As has been pointed out a number of times (and in cases appealed from the particular department of the superior court presided over by this same trial judge), a trial judge, by reason of the high and authoritative position occupied by him, is an influential person with the layman juror, who too often is ready to accept the judge's views and indication of opinion as his own without further consideration of the matter for himself, therefore the trial judge should be extremely careful so as not to exert his influence to the unfair advantage of one party and to the detriment of the other. (People v.

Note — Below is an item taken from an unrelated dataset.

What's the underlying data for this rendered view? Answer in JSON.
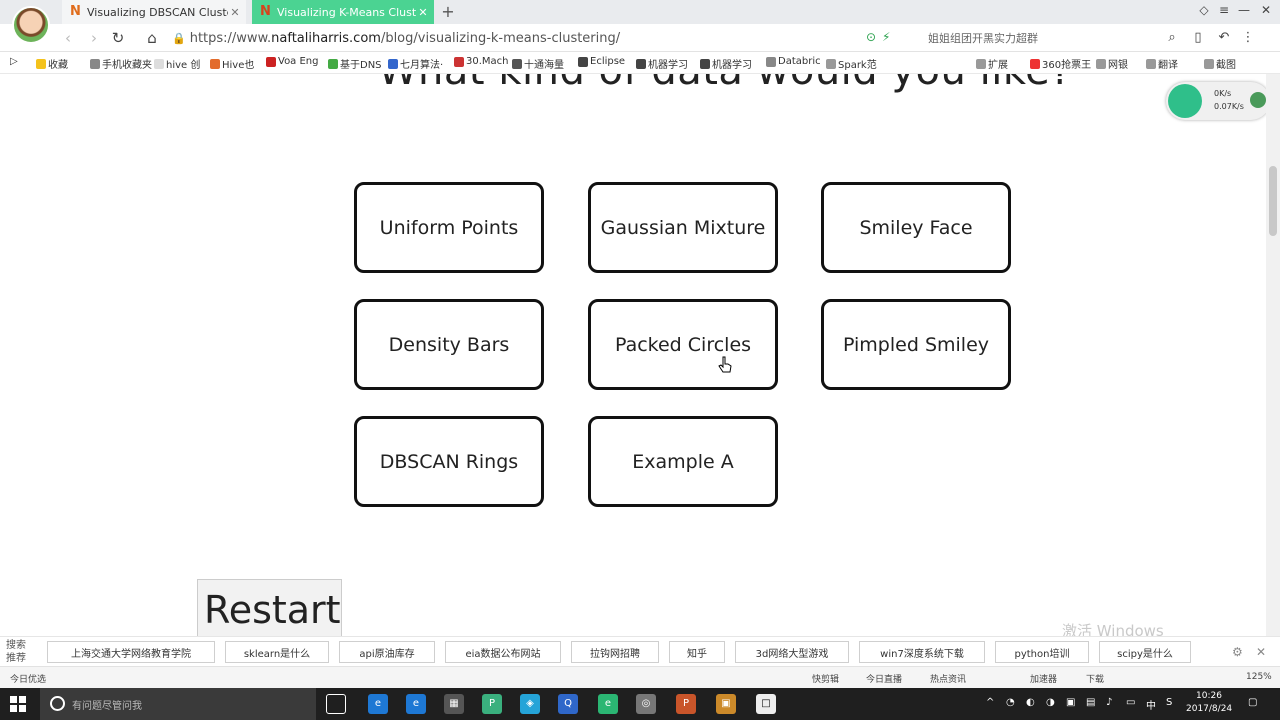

Mahoney, 201 Cal. 618, 626-627 [258 P. 607]; People v. Williams, 55 Cal. App. 2d 696 [131 P.2d 851]; Anderson v. Mothershead, 19 Cal. App. 2d 97 [64 P.2d 995]; People v. Earl, 10 Cal. App. 2d 163 [51 P.2d 147]; People v. Johnson, 11 Cal. App. 2d 22 [52 P.2d 964].) This was a close case and the statements made by the trial court may well have been the determining factor. [25 Cal. 2d 304]
The majority opinion brushes aside appellants' charge of misconduct of the trial judge with the statement that "We have reviewed the record in its entirety, including the statements complained of, and do not perceive that they could have influenced the jury to plaintiffs' prejudice." But my experience in the trial of jury cases leads me to exactly the opposite conclusion. In my opinion the misconduct of the trial judge in this case was the controlling factor in influencing the jury to return a verdict in favor of the defendant. To hold that plaintiffs cannot now raise the question of misconduct because no objections were made to the remarks of the trial court during the trial is requiring plaintiffs to do an obviously idle act, because it is obvious from a study of the record that had plaintiffs' counsel objected to the facetious and caustic remarks of the trial judge he would simply have invited further abuse and intimidation.
I think it is time that this court should assume a more realistic approach to problems of this character and recognize the fact that there are trial judges who are temperamentally unfit for the trial of certain types of cases at least, and when a record of the character of the one now before us is presented to this court, and an obvious miscarriage of justice has resulted, the judgment should be reversed on the sole ground of the misconduct of the trial judge, to the end that such miscarriages of justice may not be repeated, and that it may be said in truth "that a court is a place where justice is judicially administered."
In my opinion the judgment should be reversed.